MOUNTAIN SNOWPACK VARIABILITY AND ALPINE ECOSYSTEM SHIFTS IN THE ROCKY MOUNTAINS, USA DURING THE HOLOCENE

The western United States, a region characterized by high spatial and temporal precipitation variability, relies on mountain snowpack water resources to sustain human and ecological systems. The ongoing, widespread decline of snowpack across the region therefore raises serious concerns. Geologic archives of past winter precipitation trends and associated environmental responses provide valuable context for anticipated future hydroclimate changes and their potential impacts on sensitive alpine ecosystems. Previous work suggests that the western US experienced substantial hydroclimate fluctuations during the Holocene. However, few existing records are seasonally sensitive, continuous, and/or document the attendant ecological responses to snowpack variability. Here, we present an ~11,000-year lake sediment record of mountain snowpack and vegetative changes from a suite of lakes in the Teton Range, Grand Teton National Park, WY. We use traditional sedimentary parameters, including accumulation rate, sediment grain size, and clastic flux, to infer changes in snowpack-derived runoff. We then assess alpine ecological changes in high-elevation catchments by integrating biological sedimentary analyses (biogenic silica (Si/Ti), ∂13C ratios) with novel biomolecular (ancient sedimentary DNA) techniques at Lake Solitude (43.7926, -110.8448) [2761 m a.s.l; 0.15 km²; max depth, ~10.5m], a non-glacial, cirque lake located in the central Tetons.
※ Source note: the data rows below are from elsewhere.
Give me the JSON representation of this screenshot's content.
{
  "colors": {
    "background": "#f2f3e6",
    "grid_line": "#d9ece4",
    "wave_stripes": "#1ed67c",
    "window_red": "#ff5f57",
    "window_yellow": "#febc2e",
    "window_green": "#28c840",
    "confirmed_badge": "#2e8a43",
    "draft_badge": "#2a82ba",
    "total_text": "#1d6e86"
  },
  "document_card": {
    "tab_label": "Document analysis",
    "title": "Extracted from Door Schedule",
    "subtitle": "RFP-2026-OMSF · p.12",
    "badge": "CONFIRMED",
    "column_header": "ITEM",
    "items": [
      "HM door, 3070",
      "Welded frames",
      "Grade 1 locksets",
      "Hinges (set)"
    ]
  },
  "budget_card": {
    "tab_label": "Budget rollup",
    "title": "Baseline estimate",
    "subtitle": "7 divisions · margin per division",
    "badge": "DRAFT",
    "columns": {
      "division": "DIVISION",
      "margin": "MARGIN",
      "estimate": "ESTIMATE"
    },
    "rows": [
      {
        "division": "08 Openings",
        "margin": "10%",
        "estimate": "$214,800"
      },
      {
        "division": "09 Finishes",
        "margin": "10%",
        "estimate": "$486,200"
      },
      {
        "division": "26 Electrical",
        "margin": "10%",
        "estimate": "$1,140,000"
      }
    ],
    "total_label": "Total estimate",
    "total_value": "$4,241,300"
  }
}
Our results reveal variations in Holocene winter precipitation and lake ice duration, with consistently low snowpack persisting in the early Holocene until a pronounced and sustained increase in the mid Holocene, which aligns with shifts in aquatic productivity, vegetative community composition, and the onset of regional neoglaciation and lake level rise. Snowpack then remains high but variable during the past ~4,000 years. Ultimately, the Lake Solitude record provides crucial context for understanding contemporary snowpack trends, which threaten sensitive alpine ecosystems in Grand Teton National Park and the broader western US.